Поставив свой наряд по соседству с дивизией Вейде, Борис Петрович заявился к соседу попросить горячей пищи для конников и фуража для лошадей.
- Что ты, Борис Петрович! - всплеснул Вейде руками. - Сам государь ведает, что у солдат давно горячей пищи нет. Потому и ускакал в Новгород толкать обозы! А я нынче перед боем выдал солдатам последние сухарики да наскреб им по миске жидкой пшенной кашки! Не ведаю, как мои солдатики натощак со шведом-то биться будут.

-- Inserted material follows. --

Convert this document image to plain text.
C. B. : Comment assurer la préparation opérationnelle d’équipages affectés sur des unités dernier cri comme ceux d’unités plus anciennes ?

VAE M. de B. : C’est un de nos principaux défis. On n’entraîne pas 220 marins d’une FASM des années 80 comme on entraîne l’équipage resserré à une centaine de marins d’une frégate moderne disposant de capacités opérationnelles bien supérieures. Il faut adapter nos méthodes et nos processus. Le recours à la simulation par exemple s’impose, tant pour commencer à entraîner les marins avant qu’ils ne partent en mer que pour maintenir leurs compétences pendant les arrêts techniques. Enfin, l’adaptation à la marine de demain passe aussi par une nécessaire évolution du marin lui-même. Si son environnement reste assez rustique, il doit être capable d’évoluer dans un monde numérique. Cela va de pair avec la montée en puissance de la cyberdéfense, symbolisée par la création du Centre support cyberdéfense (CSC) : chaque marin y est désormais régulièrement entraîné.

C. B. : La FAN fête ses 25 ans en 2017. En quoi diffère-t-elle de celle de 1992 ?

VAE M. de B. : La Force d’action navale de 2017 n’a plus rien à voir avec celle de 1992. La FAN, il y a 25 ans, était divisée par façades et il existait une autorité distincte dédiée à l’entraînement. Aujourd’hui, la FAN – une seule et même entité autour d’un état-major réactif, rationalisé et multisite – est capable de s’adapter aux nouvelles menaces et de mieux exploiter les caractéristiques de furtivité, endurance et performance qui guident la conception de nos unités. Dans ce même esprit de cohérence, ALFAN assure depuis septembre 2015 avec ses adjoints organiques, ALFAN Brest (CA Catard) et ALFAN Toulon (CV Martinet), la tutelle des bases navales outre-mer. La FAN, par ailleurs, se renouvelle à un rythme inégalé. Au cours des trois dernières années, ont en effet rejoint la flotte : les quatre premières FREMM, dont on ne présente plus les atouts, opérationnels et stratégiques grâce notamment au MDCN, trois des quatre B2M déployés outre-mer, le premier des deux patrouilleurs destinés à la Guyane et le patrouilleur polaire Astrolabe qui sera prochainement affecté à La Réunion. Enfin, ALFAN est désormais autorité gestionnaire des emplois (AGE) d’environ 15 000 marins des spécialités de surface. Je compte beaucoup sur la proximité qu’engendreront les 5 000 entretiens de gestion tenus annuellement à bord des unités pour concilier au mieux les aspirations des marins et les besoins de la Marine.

- Ну, натощак простые солдаты иногда токмо злее бьются! А вот за своих дворян я боюсь! Всю местность у Веденберга и город пограбили, у каждого на запасной лошадке торба со скарбом привьючена, а вот фуражом запастись мои дворянчики подзабыли! - сокрушался Борис Петрович.
- А ты отправляйся к соседу моему, Головину, может, у него что выцыганишь, - посоветовал Вейде.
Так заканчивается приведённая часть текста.